L’Europe en a assez des réseaux sociaux addictifs, des plateformes vidéo qui captent l’attention des plus jeunes et des algorithmes qui les enferment dans des contenus toujours plus extrêmes. Avec le KIDS Act, la Commission veut reprendre la main : retarder l’accès à certains services, supprimer les mécanismes les plus nocifs et imposer un environnement protecteur jusqu’à 18 ans. Les jeux en ligne, les chatbots et les compagnons IA sont également dans son viseur.
EU KIDS Act pour EU Keeping Internet Digital Spaces Accountable and Trustworthy.
Tel est le petit nom de la proposition de règlement dévoilé ce jour, 17 septembre 2026, par la Commission européenne. Il ne s’agit que d’une proposition : le texte doit encore être examiné par le Parlement européen et le Conseil, être discuté politiquement et adopté.
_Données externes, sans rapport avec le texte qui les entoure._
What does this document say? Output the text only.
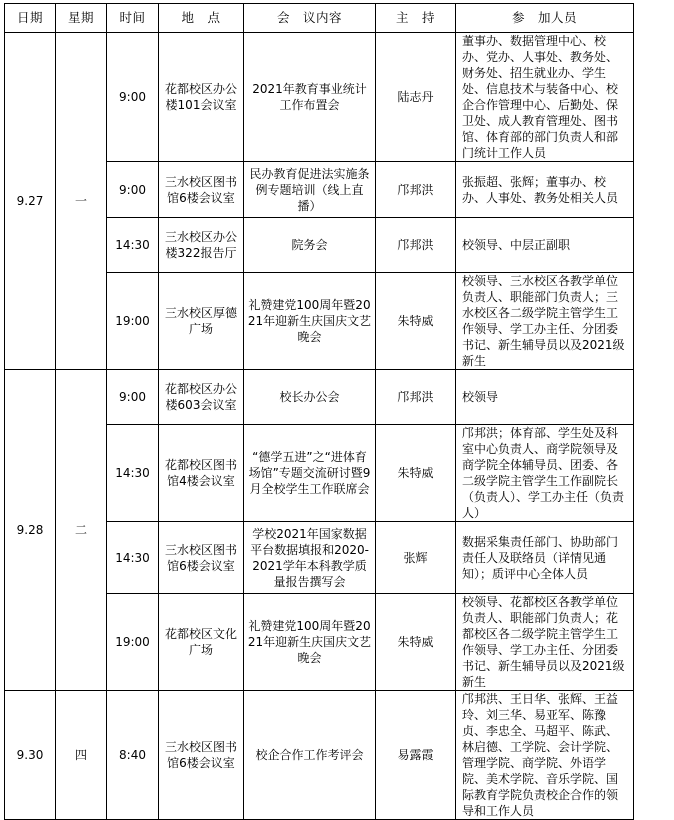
日期	星期	时间	地　点	会　议内容	主　持	参　加人员
9.27	一	9:00	花都校区办公楼101会议室	2021年教育事业统计工作布置会	陆志丹	董事办、数据管理中心、校办、党办、人事处、教务处、财务处、招生就业办、学生处、信息技术与装备中心、校企合作管理中心、后勤处、保卫处、成人教育管理处、图书馆、体育部的部门负责人和部门统计工作人员
		9:00	三水校区图书馆6楼会议室	民办教育促进法实施条例专题培训（线上直播）	邝邦洪	张振超、张辉；董事办、校办、人事处、教务处相关人员
		14:30	三水校区办公楼322报告厅	院务会	邝邦洪	校领导、中层正副职
		19:00	三水校区厚德广场	礼赞建党100周年暨2021年迎新生庆国庆文艺晚会	朱特威	校领导、三水校区各教学单位负责人、职能部门负责人；三水校区各二级学院主管学生工作领导、学工办主任、分团委书记、新生辅导员以及2021级新生
9.28	二	9:00	花都校区办公楼603会议室	校长办公会	邝邦洪	校领导
		14:30	花都校区图书馆4楼会议室	“德学五进”之“进体育场馆”专题交流研讨暨9月全校学生工作联席会	朱特威	邝邦洪；体育部、学生处及科室中心负责人、商学院领导及商学院全体辅导员、团委、各二级学院主管学生工作副院长（负责人）、学工办主任（负责人）
		14:30	三水校区图书馆6楼会议室	学校2021年国家数据平台数据填报和2020-2021学年本科教学质量报告撰写会	张辉	数据采集责任部门、协助部门责任人及联络员（详情见通知）；质评中心全体人员
		19:00	花都校区文化广场	礼赞建党100周年暨2021年迎新生庆国庆文艺晚会	朱特威	校领导、花都校区各教学单位负责人、职能部门负责人；花都校区各二级学院主管学生工作领导、学工办主任、分团委书记、新生辅导员以及2021级新生
9.30	四	8:40	三水校区图书馆6楼会议室	校企合作工作考评会	易露霞	邝邦洪、王日华、张辉、王益玲、刘三华、易亚军、陈豫贞、李忠全、马超平、陈武、林启德、工学院、会计学院、管理学院、商学院、外语学院、美术学院、音乐学院、国际教育学院负责校企合作的领导和工作人员
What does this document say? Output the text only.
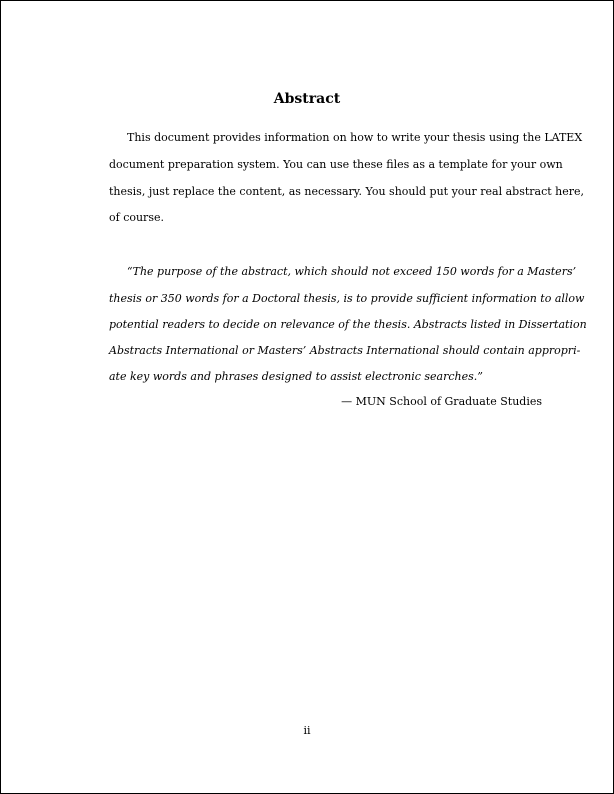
Abstract

This document provides information on how to write your thesis using the LATEX

document preparation system. You can use these files as a template for your own

thesis, just replace the content, as necessary. You should put your real abstract here,

of course.

“The purpose of the abstract, which should not exceed 150 words for a Masters’

thesis or 350 words for a Doctoral thesis, is to provide sufficient information to allow

potential readers to decide on relevance of the thesis. Abstracts listed in Dissertation

Abstracts International or Masters’ Abstracts International should contain appropri-

ate key words and phrases designed to assist electronic searches.”

— MUN School of Graduate Studies

ii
Son contenu pourra donc évoluer.
Le projet part d’un constat : les enfants accèdent de plus en plus tôt à des services conçus pour capter leur attention, analyser leur comportement et prolonger leur temps de connexion. Ils y sont exposés à des contenus inadaptés, à des contacts non sollicités et à des systèmes de recommandation dont ils comprennent difficilement le fonctionnement et les enjeux.
L’apparition des compagnons IA et des chatbots conversationnels ajoute une dimension nouvelle. Le service ne se contente plus de sélectionner les contenus montrés à l’enfant : il dialogue directement avec lui, recueille ses confidences et peut simuler une relation sociale ou émotionnelle.
Le droit européen comporte déjà plusieurs instruments de protection, notamment le Digital Services Act, le RGPD et l’AI Act. Mais ces textes ne fixent pas de cadre général déterminant à quel âge un mineur peut créer un compte sur les services les plus risqués ni comment ces services doivent être conçus lorsqu’ils accueillent des enfants. Les initiatives nationales se multiplient par ailleurs, avec le risque de voir apparaître des règles différentes d’un État membre à l’autre.
Des réseaux sociaux à l’IA : quels sont les services visés par le Kids Act ?
Le KIDS Act est parfois présenté comme un texte sur les réseaux sociaux. C’est une erreur : son champ d’application est plus large. Le projet concerne les réseaux sociaux, certes, mais également d’autres acteurs tels que les plateformes de partage de vidéos, les jeux en ligne, les magasins d’applications, ainsi que certains systèmes d’intelligence artificielle.
Le projet de règlement renvoie aux définitions existantes autant que possible, et il propose quelques définitions supplémentaires telles que :
- L’« AI companion » : un système d’IA qui entretient avec l’utilisateur une interaction personnalisée et durable, simulant ou facilitant une relation sociale, émotionnelle ou interpersonnelle.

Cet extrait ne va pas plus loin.